Le développement exponentiel du numérique fait surgir autant d’interrogations sur les plans géopolitique, sociétal et environnemental. Quel rapport de force est amené à s’instaurer avec l’accroissement constant des besoins en eau, en métaux et en terres ? Comment agir sur les pollutions directes et indirectes du secteur ? Autant de défis à la portée systémique à relever.
Allié ou ennemi de l’environnement ? Le numérique, à l’instar des métaux nécessaires à la révolution électrique, est invoqué comme une clé de voûte essentielle à la transition climatique. Au gré des progrès des technologies de l’information, les promesses se multiplient à de nombreux niveaux : meilleure anticipation des impacts du changement climatique, modélisations de plus en plus fines sur les questions de gestion du territoire et des activités humaines – des transports à l’urbanisme et l’aménagement, en passant par l’eau, la consommation énergétique ou la sécurité. Mais en l’absence d’une régulation de sa croissance globale, le numérique pourrait bien au contraire devenir un obstacle. Rien qu’en France, selon le rapport de la mission d’information sur l’empreinte environnementale du numérique du Sénat publié en 2020, son empreinte carbone pourrait augmenter de 60 % d’ici à 2040 si rien n’est entrepris pour la limiter.
Sur le plan climatique, les grandes études académiques soulignent que la contribution du numérique aux émissions de carbone globales est actuellement comprise entre 1 et 4 % des rejets de CO2. À l’échelle de l’Union européenne, ces émissions seraient de l’ordre de 3 % et de 2,5 % pour la France. « Le plus important à regarder n’est pas forcément cette proportion actuelle, mais plutôt la tendance de ces émissions.

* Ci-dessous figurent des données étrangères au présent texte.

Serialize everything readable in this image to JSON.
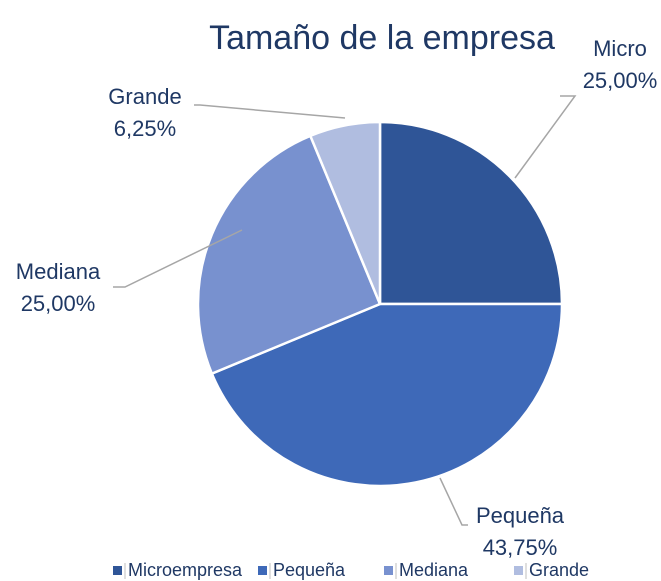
{
  "chart_data": {
    "type": "pie",
    "title": "Tamaño de la empresa",
    "categories": [
      "Microempresa",
      "Pequeña",
      "Mediana",
      "Grande"
    ],
    "label_names": [
      "Micro",
      "Pequeña",
      "Mediana",
      "Grande"
    ],
    "values": [
      25,
      43.75,
      25,
      6.25
    ],
    "value_labels": [
      "25,00%",
      "43,75%",
      "25,00%",
      "6,25%"
    ],
    "colors": [
      "#2f5597",
      "#3e69b8",
      "#7891cf",
      "#b0bde0"
    ],
    "legend": "bottom"
  }
}
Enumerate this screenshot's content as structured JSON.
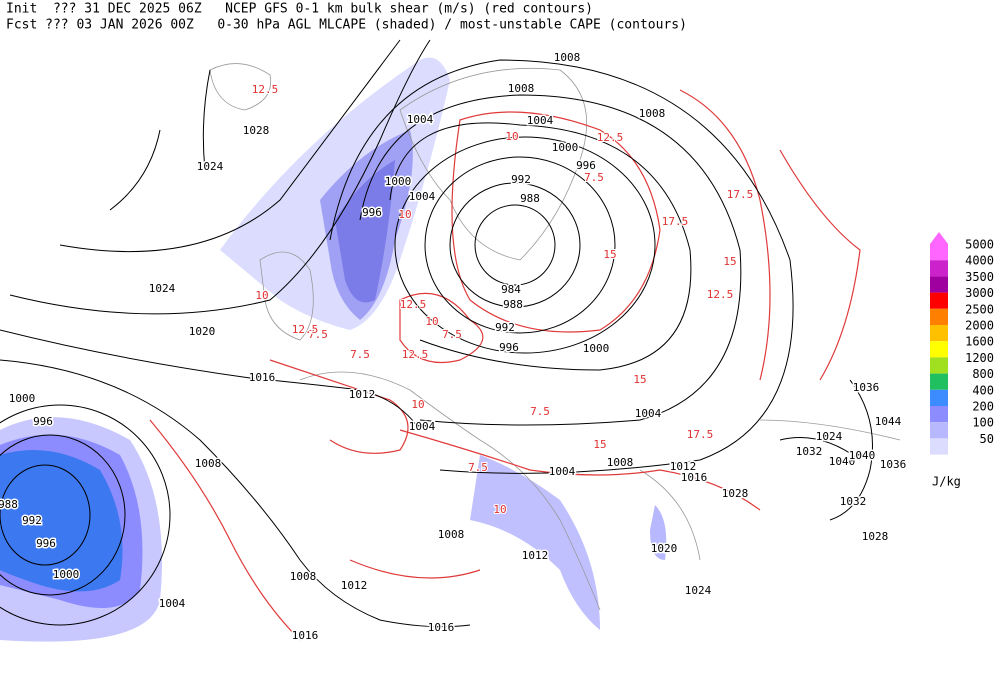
{
  "header": {
    "line1": "Init  ??? 31 DEC 2025 06Z   NCEP GFS 0-1 km bulk shear (m/s) (red contours)",
    "line2": "Fcst ??? 03 JAN 2026 00Z   0-30 hPa AGL MLCAPE (shaded) / most-unstable CAPE (contours)"
  },
  "legend": {
    "levels": [
      5000,
      4000,
      3500,
      3000,
      2500,
      2000,
      1600,
      1200,
      800,
      400,
      200,
      100,
      50
    ],
    "colors": [
      "#ff66ff",
      "#cc22cc",
      "#a000a0",
      "#ff0000",
      "#ff8000",
      "#ffc000",
      "#ffff00",
      "#a0e020",
      "#20c060",
      "#3c8cff",
      "#8c8cff",
      "#b8b8ff",
      "#dcdcff"
    ],
    "unit": "J/kg"
  },
  "isobar_labels": [
    1008,
    1008,
    1028,
    1024,
    1004,
    1004,
    1008,
    1000,
    996,
    992,
    988,
    1004,
    1000,
    996,
    1024,
    1020,
    984,
    988,
    992,
    996,
    1000,
    1016,
    1012,
    1004,
    1004,
    1000,
    996,
    1008,
    1004,
    1008,
    1012,
    1016,
    1028,
    1024,
    1032,
    1040,
    1036,
    1044,
    1040,
    1036,
    1032,
    1028,
    988,
    992,
    996,
    1000,
    1004,
    1008,
    1012,
    1008,
    1012,
    1016,
    1016,
    1020,
    1024
  ],
  "shear_labels": [
    12.5,
    10,
    7.5,
    10,
    12.5,
    15,
    17.5,
    12.5,
    10,
    7.5,
    15,
    12.5,
    17.5,
    7.5,
    10,
    12.5,
    7.5,
    10,
    15,
    7.5,
    12.5,
    10,
    7.5,
    17.5,
    15
  ]
}
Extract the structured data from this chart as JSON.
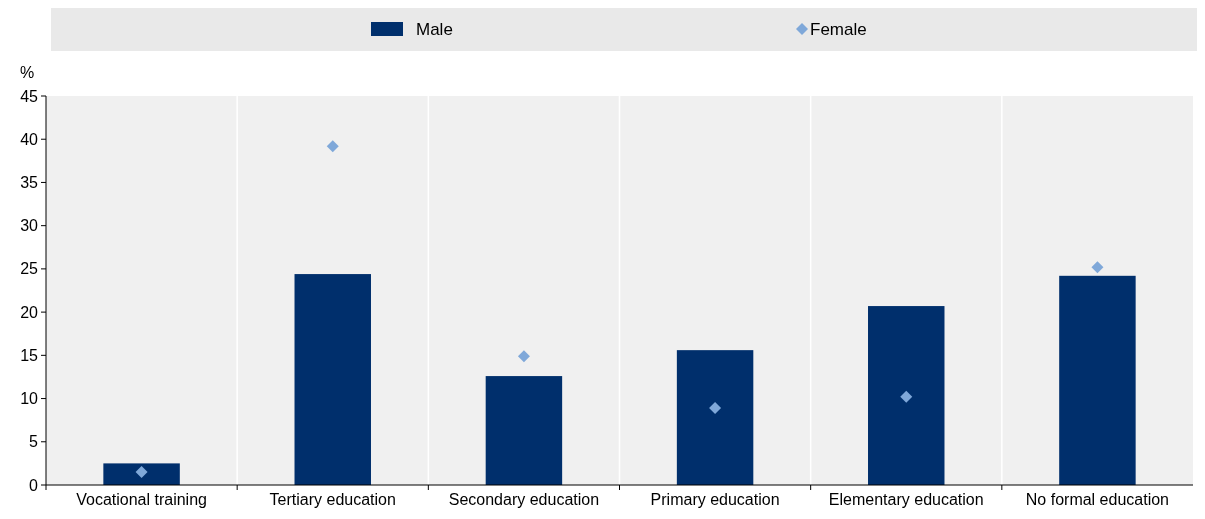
{
  "chart_data": {
    "type": "bar",
    "ylabel": "%",
    "categories": [
      "Vocational training",
      "Tertiary education",
      "Secondary education",
      "Primary education",
      "Elementary education",
      "No formal education"
    ],
    "series": [
      {
        "name": "Male",
        "color": "#002f6c",
        "values": [
          2.5,
          24.4,
          12.6,
          15.6,
          20.7,
          24.2
        ]
      },
      {
        "name": "Female",
        "type": "scatter",
        "color": "#7fa8d9",
        "marker": "diamond",
        "x": [
          "Vocational training",
          "Tertiary education",
          "Secondary education",
          "Primary education",
          "Elementary education",
          "No formal education"
        ],
        "values": [
          1.5,
          39.2,
          14.9,
          8.9,
          10.2,
          25.2
        ]
      }
    ],
    "ylim": [
      0,
      45
    ],
    "yticks": [
      0,
      5,
      10,
      15,
      20,
      25,
      30,
      35,
      40,
      45
    ],
    "grid": "x",
    "legend": "top"
  }
}
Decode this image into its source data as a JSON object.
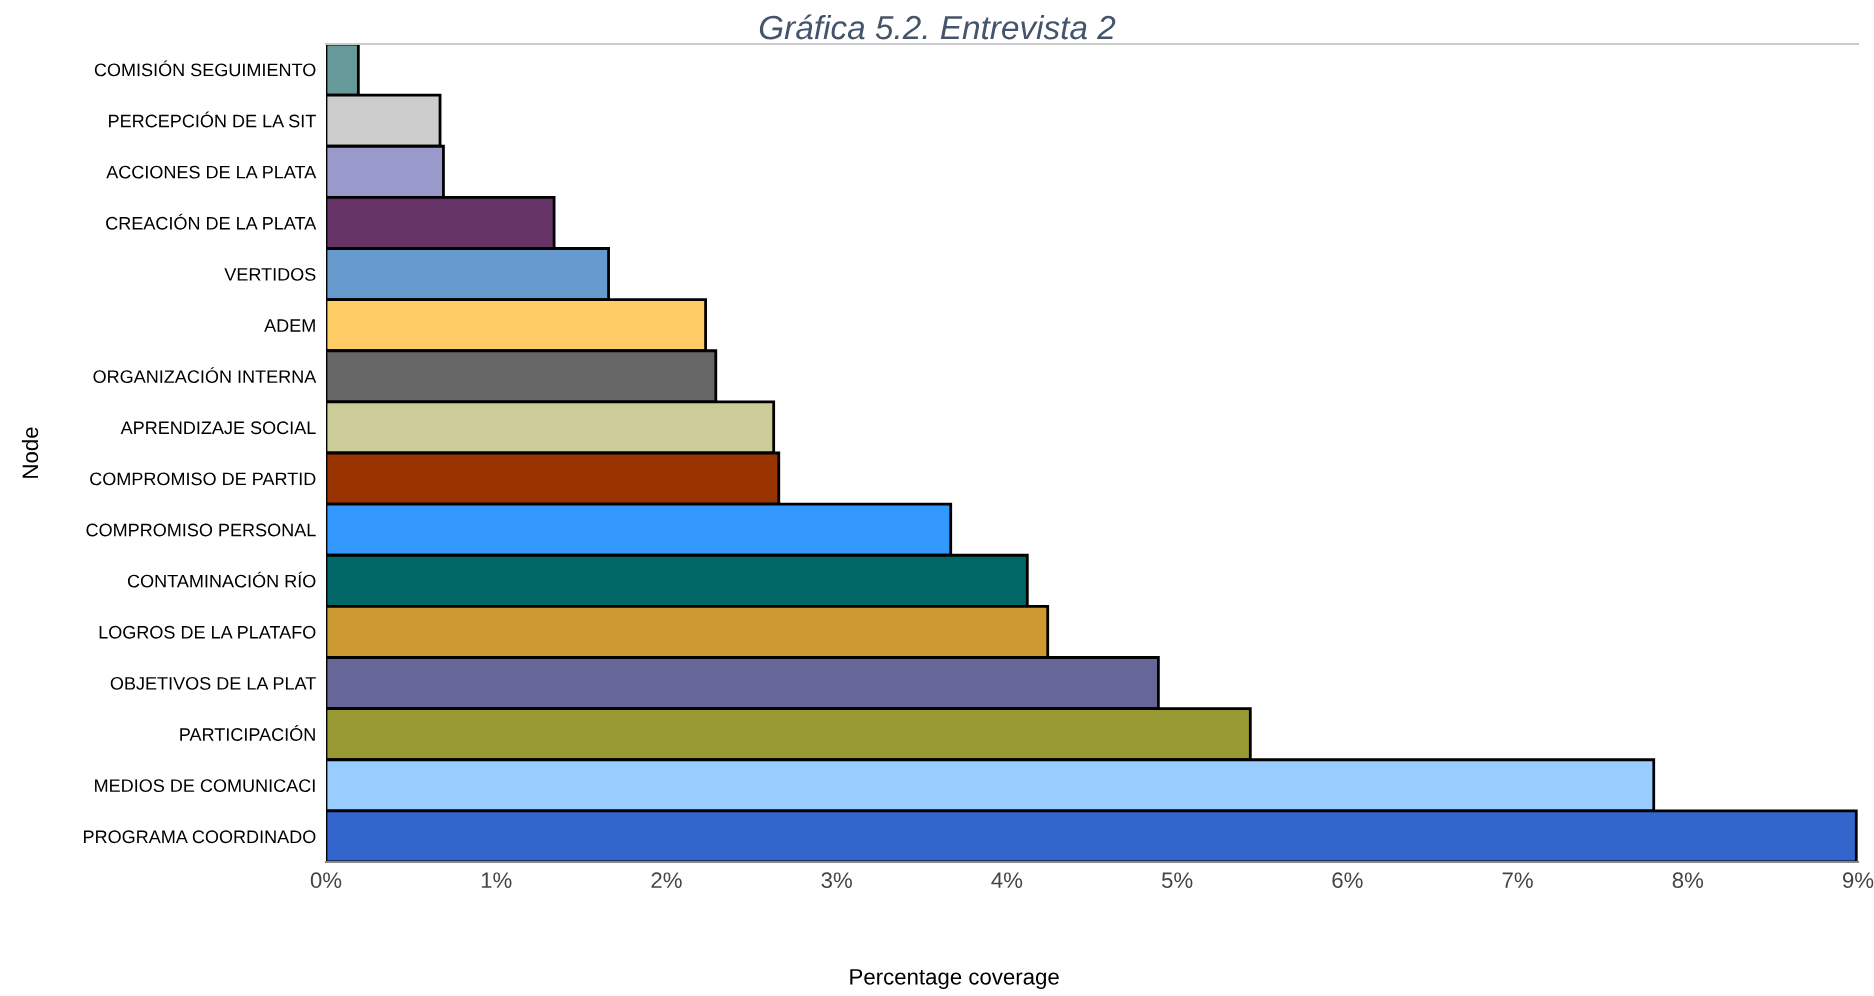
{
  "chart_data": {
    "type": "bar",
    "orientation": "horizontal",
    "title": "Gráfica 5.2. Entrevista 2",
    "xlabel": "Percentage coverage",
    "ylabel": "Node",
    "categories": [
      "COMISIÓN SEGUIMIENTO",
      "PERCEPCIÓN DE LA SIT",
      "ACCIONES DE LA PLATA",
      "CREACIÓN DE LA PLATA",
      "VERTIDOS",
      "ADEM",
      "ORGANIZACIÓN INTERNA",
      "APRENDIZAJE SOCIAL",
      "COMPROMISO DE PARTID",
      "COMPROMISO PERSONAL",
      "CONTAMINACIÓN RÍO",
      "LOGROS DE LA PLATAFO",
      "OBJETIVOS DE LA PLAT",
      "PARTICIPACIÓN",
      "MEDIOS DE COMUNICACI",
      "PROGRAMA COORDINADO"
    ],
    "values": [
      0.19,
      0.67,
      0.69,
      1.34,
      1.66,
      2.23,
      2.29,
      2.63,
      2.66,
      3.67,
      4.12,
      4.24,
      4.89,
      5.43,
      7.8,
      8.99
    ],
    "colors": [
      "#669999",
      "#cccccc",
      "#9999cc",
      "#663366",
      "#6699cc",
      "#ffcc66",
      "#666666",
      "#cccc99",
      "#993300",
      "#3399ff",
      "#006666",
      "#cc9933",
      "#666699",
      "#999933",
      "#99ccff",
      "#3366cc"
    ],
    "xlim": [
      0,
      9
    ],
    "xticks": [
      {
        "value": 0,
        "label": "0%"
      },
      {
        "value": 1,
        "label": "1%"
      },
      {
        "value": 2,
        "label": "2%"
      },
      {
        "value": 3,
        "label": "3%"
      },
      {
        "value": 4,
        "label": "4%"
      },
      {
        "value": 5,
        "label": "5%"
      },
      {
        "value": 6,
        "label": "6%"
      },
      {
        "value": 7,
        "label": "7%"
      },
      {
        "value": 8,
        "label": "8%"
      },
      {
        "value": 9,
        "label": "9%"
      }
    ]
  }
}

Et, depuis juin 2023, la communauté scientifique est plus ou moins arrivée à un consensus : les émissions du secteur augmentent », souligne dans l’un de ses articles Gauthier Rousshile, chercheur au Royal Melbourne Institute of Technology (RMIT), spécialiste des enjeux environnementaux de la numérisation. Si la part la plus importante de l’empreinte carbone du numérique est imputable à la fabrication des équipements, vient en deuxième position la consommation électrique, requise pour faire transiter, stocker et afficher la donnée. Cette dernière est en constante augmentation.